The upcoming General Election on the 12th December is a time of anticipation for many, with significant discussion in the media regarding newly updated manifestos and publicised debates between parties. Some of the most serious and topical issues are frequently flagged up; including our National Health Service, our immigration policy, and now, the Environment.
The rate of global warming:
The Intergovernmental Panel on Climate Change (IPCC) in 2018 stated that global temperatures are highly likely to reach 1.5°C above pre-industrial levels between 2030 and 2052 if it continues to increase at the current rate. Furthermore, they stressed the additional concerns they had if global warming reached 2°C, with the risks posed to humans, eco-systems and land being significantly more serious. The IPCC’s research demonstrates the pressing necessity to implement and enforce measures that will help to slow down, and combat, the progression of global warming.
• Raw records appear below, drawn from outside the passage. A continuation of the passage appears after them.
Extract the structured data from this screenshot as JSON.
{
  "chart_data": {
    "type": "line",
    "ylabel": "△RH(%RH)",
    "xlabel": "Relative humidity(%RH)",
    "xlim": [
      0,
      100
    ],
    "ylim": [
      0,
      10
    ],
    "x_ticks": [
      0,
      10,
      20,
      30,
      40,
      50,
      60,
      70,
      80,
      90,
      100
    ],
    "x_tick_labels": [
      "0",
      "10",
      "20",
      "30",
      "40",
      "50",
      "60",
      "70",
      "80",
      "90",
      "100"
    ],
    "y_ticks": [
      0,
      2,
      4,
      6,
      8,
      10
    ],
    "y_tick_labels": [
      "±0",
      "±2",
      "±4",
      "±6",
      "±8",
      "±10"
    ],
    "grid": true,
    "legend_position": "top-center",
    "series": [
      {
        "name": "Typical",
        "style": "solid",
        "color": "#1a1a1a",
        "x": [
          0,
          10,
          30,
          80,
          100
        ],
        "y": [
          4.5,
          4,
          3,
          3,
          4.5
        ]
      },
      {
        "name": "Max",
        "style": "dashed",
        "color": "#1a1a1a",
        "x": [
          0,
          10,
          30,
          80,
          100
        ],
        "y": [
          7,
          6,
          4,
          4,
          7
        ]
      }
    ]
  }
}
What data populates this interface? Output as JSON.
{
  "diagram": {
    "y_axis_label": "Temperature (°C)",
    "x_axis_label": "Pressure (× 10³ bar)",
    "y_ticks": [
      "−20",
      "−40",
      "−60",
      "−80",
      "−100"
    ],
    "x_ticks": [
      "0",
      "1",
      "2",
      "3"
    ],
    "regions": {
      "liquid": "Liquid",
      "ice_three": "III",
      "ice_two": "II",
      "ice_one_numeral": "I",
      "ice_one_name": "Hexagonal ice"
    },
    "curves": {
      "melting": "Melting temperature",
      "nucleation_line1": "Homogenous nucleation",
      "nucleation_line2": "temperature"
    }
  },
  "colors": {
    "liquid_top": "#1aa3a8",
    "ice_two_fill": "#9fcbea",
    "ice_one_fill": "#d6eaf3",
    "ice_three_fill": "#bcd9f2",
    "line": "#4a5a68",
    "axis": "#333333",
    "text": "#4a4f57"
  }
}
Political pressure:Concerns about climate change are rife amongst the UK public which is placing greater pressure on political parties to implement meaningful change in order to effectively mitigate the effects of global warming and stay below the 1.5°C or 2°C levels. The Labour party’s rumoured manifesto is streaked with green this year; promising that firms failing to act on climate change will be delisted from the London Stock Exchange; a bold undertaking that would create a greener economy and provide an incentive for businesses to comply with climate targets and responsibilities. According to the Carbon Disclosure Project, between 1988 and 2015 just 100 companies were responsible for a total of 71% of global greenhouse gas emissions. This illustrates a key opportunity for the government to prioritise combatting global warming over growing the economy.
Disappointingly, the Labour party have already rescinded their previous plan for the UK to produce net-zero carbon emissions by 2030, despite the Party members backing the target in September. ‘Net-zero’ means that any emissions are balanced by absorbing an equivalent amount from the atmosphere. This failure to commit to a 2030 deadline is underwhelming and has fallen short of promising what the Green party have. In what the Green party have termed their ‘transformative’ manifesto, there is a commitment to achieving net zero carbon emissions by 2030, in addition to a proposed “sustainable economy bill” and “future generations bill” to strengthen their assurances of a greener future. Contrastingly, the Liberal Democrats have promised to meet a 2045 target for net-zero emissions, and the Conservatives have omitted to identify a clear deadline for this at all so far.
Our last chance for change:The outcome of this election will shape how the UK approaches climate change over the next four years, which could either lead to a green revolution, or could put us firmly on track to exceed the 1.5°C/ 2°C targets. The Green party, while passionate about combatting climate change, do not usually garner enough support during elections and therefore are unlikely to be able to deliver their ambitious promises. The Labour party, despite weakening their stance on the net-zero emissions target, seem to offer the best strategy and most commitment towards a greener future for the UK, with the Liberal Democrats and Conservatives failing to provide adequate plans and targets for tackling the climate catastrophe. This election will signal a pivotal moment for the climate movement, as a continued Conservative government is unlikely to prioritise the climate catastrophe. Consequently, your vote will be a vote for the future of our planet, of future generations, of societies in climates far less forgiving than the UK’s; this general election really may be our last chance to stop climate change before more damage is done.